Faktanya organisasi yang diketuai Herman Josis Mokalu (Yosi Project Pop) hanya dibiayai 9,1M per tahun untuk 100 komunitas dengan kurang lebih 190 ribu anggotanya.

Penggunaan influencer ini terlepas dari isu miring dan pro kontra diadakannya, sejatinya kita selaku masyarakat berhak menilai kinerja dari para influencer apalagi mereka didanai oleh permerintah yang notabenenya merupakan uang rakyat juga.

Peran Influencer Ramaikan Pilkada 2020

Pilkada tahun 2020 ini menjadi episentrum yang tepat untuk melihat apakah para penggiat media sosial (influencer) dapat benar-benar berfungsi sesuai fungsinya untuk menetralisir panasnya suhu politik saat pilkada. Ataukah kehadirannya benar-benar tidak dirasakan masyarakat meski katanya memiliki jangkauan relasi masyarakat yang banyak.

Pilkada tahun 2020 tentu akan menjadi tantangan baru karena diselenggarakan di tengah pandemi, tetapi hal tersebut bukan menjadi halangan niat baik semua pihak untuk berpartisipasi aktif dalam menyukseskan pilkada 2020.

Hal tersebut juga tidak terlepas dari efektivitas influencer yang didominasi anak muda untuk lebih memahami konstelasi politik dan juga tentunya berperan aktif dan positif dalam mensukseskan pilkada serentak 2020 ini.

Semoga influencer dapat benar-benar memberikan arah baru dalam pencerdasan perpolitikan negeri ini khususnya agar lebih sejuk damai dan membangun stabilitas nasional yang dimulai dari masing-masing regional / daerah.

Keberhasilan pilkada 2020 ini tergantung kepada semua pihak yang beritikad baik untuk sama-sama membangun kedewasaan dan pencerdasan politik masyarakat Indonesia.

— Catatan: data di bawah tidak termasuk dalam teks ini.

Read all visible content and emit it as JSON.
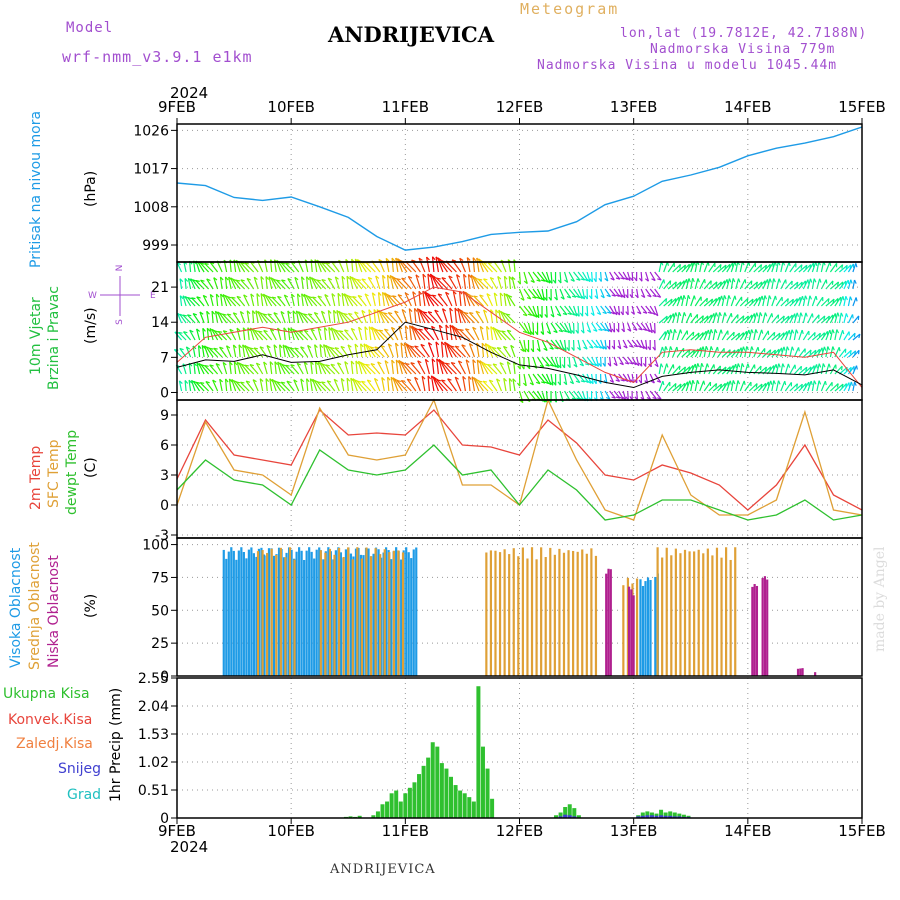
{
  "header": {
    "title": "ANDRIJEVICA",
    "model_label": "Model",
    "model_name": "wrf-nmm_v3.9.1  e1km",
    "meteogram_label": "Meteogram",
    "lonlat": "lon,lat (19.7812E, 42.7188N)",
    "altitude": "Nadmorska Visina 779m",
    "model_altitude": "Nadmorska Visina u modelu 1045.44m",
    "year_top": "2024",
    "year_bottom": "2024",
    "footer": "ANDRIJEVICA",
    "credit": "made by Angel"
  },
  "colors": {
    "pressure": "#1e9be6",
    "temp2m": "#e8453c",
    "sfc": "#dfa036",
    "dew": "#2fc02f",
    "high_cloud": "#1e9be6",
    "mid_cloud": "#dfa036",
    "low_cloud": "#b0208f",
    "precip_total": "#2fc02f",
    "conv": "#e8453c",
    "snow": "#4040d0",
    "grad": "#20c0c0"
  },
  "chart_data": [
    {
      "type": "line",
      "panel": "pressure",
      "ylabel_name": "Pritisak na nivou mora",
      "ylabel_unit": "(hPa)",
      "x_labels": [
        "9FEB",
        "10FEB",
        "11FEB",
        "12FEB",
        "13FEB",
        "14FEB",
        "15FEB"
      ],
      "yticks": [
        999,
        1008,
        1017,
        1026
      ],
      "ylim": [
        995,
        1027.5
      ],
      "x": [
        0,
        0.25,
        0.5,
        0.75,
        1,
        1.25,
        1.5,
        1.75,
        2,
        2.25,
        2.5,
        2.75,
        3,
        3.25,
        3.5,
        3.75,
        4,
        4.25,
        4.5,
        4.75,
        5,
        5.25,
        5.5,
        5.75,
        6
      ],
      "values": [
        1013.6,
        1013,
        1010.2,
        1009.5,
        1010.3,
        1008,
        1005.5,
        1001,
        997.8,
        998.5,
        999.8,
        1001.5,
        1002,
        1002.3,
        1004.5,
        1008.5,
        1010.5,
        1014,
        1015.5,
        1017.3,
        1020,
        1021.8,
        1023,
        1024.5,
        1026.8
      ]
    },
    {
      "type": "line",
      "panel": "wind",
      "ylabel_name": "10m Vjetar Brzina i Pravac",
      "ylabel_name_line1": "10m Vjetar",
      "ylabel_name_line2": "Brzina i Pravac",
      "ylabel_unit": "(m/s)",
      "compass": {
        "n": "N",
        "s": "S",
        "w": "W",
        "e": "E"
      },
      "yticks": [
        0,
        7,
        14,
        21
      ],
      "ylim": [
        -1.5,
        26
      ],
      "x": [
        0,
        0.25,
        0.5,
        0.75,
        1,
        1.25,
        1.5,
        1.75,
        2,
        2.25,
        2.5,
        2.75,
        3,
        3.25,
        3.5,
        3.75,
        4,
        4.25,
        4.5,
        4.75,
        5,
        5.25,
        5.5,
        5.75,
        6
      ],
      "mean_speed": [
        5,
        6.5,
        6.2,
        7.5,
        6,
        6.2,
        7.5,
        8.5,
        14,
        12.5,
        11,
        8,
        5.5,
        4.8,
        3.5,
        2,
        1,
        3.2,
        4,
        4.5,
        4,
        3.8,
        3.5,
        4.5,
        1.5
      ],
      "gust_speed": [
        6,
        11,
        12,
        13,
        12,
        13,
        14,
        16,
        18,
        21,
        20,
        16,
        12,
        10,
        7,
        4,
        2,
        8,
        8.5,
        8,
        8,
        7.5,
        7,
        8,
        1
      ],
      "barb_hue_by_speed": "blue(low) -> green -> yellow -> red(high)"
    },
    {
      "type": "line",
      "panel": "temperature",
      "ylabel_name_1": "2m Temp",
      "ylabel_name_2": "SFC Temp",
      "ylabel_name_3": "dewpt Temp",
      "ylabel_unit": "(C)",
      "yticks": [
        -3,
        0,
        3,
        6,
        9
      ],
      "ylim": [
        -3.3,
        10.5
      ],
      "x": [
        0,
        0.25,
        0.5,
        0.75,
        1,
        1.25,
        1.5,
        1.75,
        2,
        2.25,
        2.5,
        2.75,
        3,
        3.25,
        3.5,
        3.75,
        4,
        4.25,
        4.5,
        4.75,
        5,
        5.25,
        5.5,
        5.75,
        6
      ],
      "series": [
        {
          "name": "2m Temp",
          "values": [
            2.6,
            8.5,
            5,
            4.5,
            4,
            9.5,
            7,
            7.2,
            7,
            9.5,
            6,
            5.8,
            5,
            8.5,
            6.2,
            3,
            2.5,
            4,
            3.2,
            2,
            -0.5,
            2,
            6,
            1,
            -0.5
          ]
        },
        {
          "name": "SFC Temp",
          "values": [
            0,
            8.3,
            3.5,
            3,
            1,
            9.7,
            5,
            4.5,
            5,
            10.5,
            2,
            2,
            0,
            10.5,
            4.5,
            -0.5,
            -1.5,
            7,
            1,
            -1,
            -1,
            0.5,
            9.3,
            -0.5,
            -1
          ]
        },
        {
          "name": "dewpt Temp",
          "values": [
            1.5,
            4.5,
            2.5,
            2,
            0,
            5.5,
            3.5,
            3,
            3.5,
            6,
            3,
            3.5,
            0,
            3.5,
            1.5,
            -1.5,
            -1,
            0.5,
            0.5,
            -0.5,
            -1.5,
            -1,
            0.5,
            -1.5,
            -1
          ]
        }
      ]
    },
    {
      "type": "bar",
      "panel": "cloud",
      "ylabel_name_1": "Visoka Oblacnost",
      "ylabel_name_2": "Srednja Oblacnost",
      "ylabel_name_3": "Niska Oblacnost",
      "ylabel_unit": "(%)",
      "yticks": [
        0,
        25,
        50,
        75,
        100
      ],
      "ylim": [
        0,
        105
      ],
      "high_cloud": [
        [
          0.4,
          1.25,
          98
        ],
        [
          1.25,
          2.1,
          98
        ],
        [
          4.05,
          4.15,
          75
        ],
        [
          4.18,
          4.22,
          78
        ]
      ],
      "mid_cloud": [
        [
          0.7,
          1.05,
          98
        ],
        [
          1.25,
          2.0,
          98
        ],
        [
          2.7,
          3.7,
          98
        ],
        [
          4.2,
          4.9,
          98
        ],
        [
          3.9,
          4.05,
          75
        ]
      ],
      "low_cloud": [
        [
          3.75,
          3.8,
          82
        ],
        [
          3.95,
          4.0,
          68
        ],
        [
          5.03,
          5.08,
          70
        ],
        [
          5.12,
          5.17,
          76
        ],
        [
          5.43,
          5.47,
          6
        ],
        [
          5.58,
          5.6,
          3
        ]
      ]
    },
    {
      "type": "bar",
      "panel": "precip",
      "ylabel_name": "1hr Precip",
      "ylabel_unit": "(mm)",
      "legend": [
        "Ukupna Kisa",
        "Konvek.Kisa",
        "Zaledj.Kisa",
        "Snijeg",
        "Grad"
      ],
      "yticks": [
        0,
        0.51,
        1.02,
        1.53,
        2.04,
        2.55
      ],
      "ylim": [
        0,
        2.55
      ],
      "x_labels": [
        "9FEB",
        "10FEB",
        "11FEB",
        "12FEB",
        "13FEB",
        "14FEB",
        "15FEB"
      ],
      "x": [
        1.48,
        1.52,
        1.56,
        1.6,
        1.72,
        1.76,
        1.8,
        1.84,
        1.88,
        1.92,
        1.96,
        2.0,
        2.04,
        2.08,
        2.12,
        2.16,
        2.2,
        2.24,
        2.28,
        2.32,
        2.36,
        2.4,
        2.44,
        2.48,
        2.52,
        2.56,
        2.6,
        2.64,
        2.68,
        2.72,
        2.76,
        3.32,
        3.36,
        3.4,
        3.44,
        3.48,
        3.52,
        4.04,
        4.08,
        4.12,
        4.16,
        4.2,
        4.24,
        4.28,
        4.32,
        4.36,
        4.4,
        4.44,
        4.48
      ],
      "values": [
        0.02,
        0.03,
        0.02,
        0.04,
        0.05,
        0.12,
        0.25,
        0.3,
        0.45,
        0.5,
        0.3,
        0.45,
        0.55,
        0.65,
        0.8,
        0.95,
        1.1,
        1.38,
        1.3,
        1.0,
        0.9,
        0.75,
        0.6,
        0.5,
        0.45,
        0.38,
        0.3,
        2.4,
        1.3,
        0.9,
        0.35,
        0.05,
        0.1,
        0.2,
        0.25,
        0.18,
        0.05,
        0.05,
        0.1,
        0.12,
        0.1,
        0.08,
        0.15,
        0.1,
        0.12,
        0.1,
        0.08,
        0.06,
        0.04
      ],
      "snow_values": [
        0,
        0,
        0,
        0,
        0,
        0,
        0,
        0,
        0,
        0,
        0,
        0,
        0,
        0,
        0,
        0,
        0,
        0,
        0,
        0,
        0,
        0,
        0,
        0,
        0,
        0,
        0,
        0,
        0,
        0,
        0,
        0,
        0.03,
        0.06,
        0.05,
        0.03,
        0,
        0.03,
        0.04,
        0.05,
        0.05,
        0.04,
        0.05,
        0.04,
        0.04,
        0.03,
        0.03,
        0.02,
        0.02
      ]
    }
  ]
}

Seperti yang pernah disampaikan Menteri Dalam Negeri Muhammad Tito Karnavian dalam berbagai kesempatan, ia meminta kaum milenial untuk bergerak menjadi influencer bagi masyarakat untuk meramaikan Pilkada.Menurut mantan Kapolri itu, media sosial harus diisi diramaikan dengan suasana perhelatan Pilkada agar partisipasi masyarakat meningkat dalam menyukseskan Pilkada 2020 aman Covid-19.

Mendagri juga ingin para influencer “memprovokasi” atau memanas-manasi calon kepala daerah soal isu penanganan Covid-19 dan dampak sosial ekonominya di daerah. Mendagri berharap, hal itu dapat mendorong keaktifan para pasangan calon kepala daerah dalam upaya menurunkan angka penularan Covid-19 di daerah yang semakin meningkat.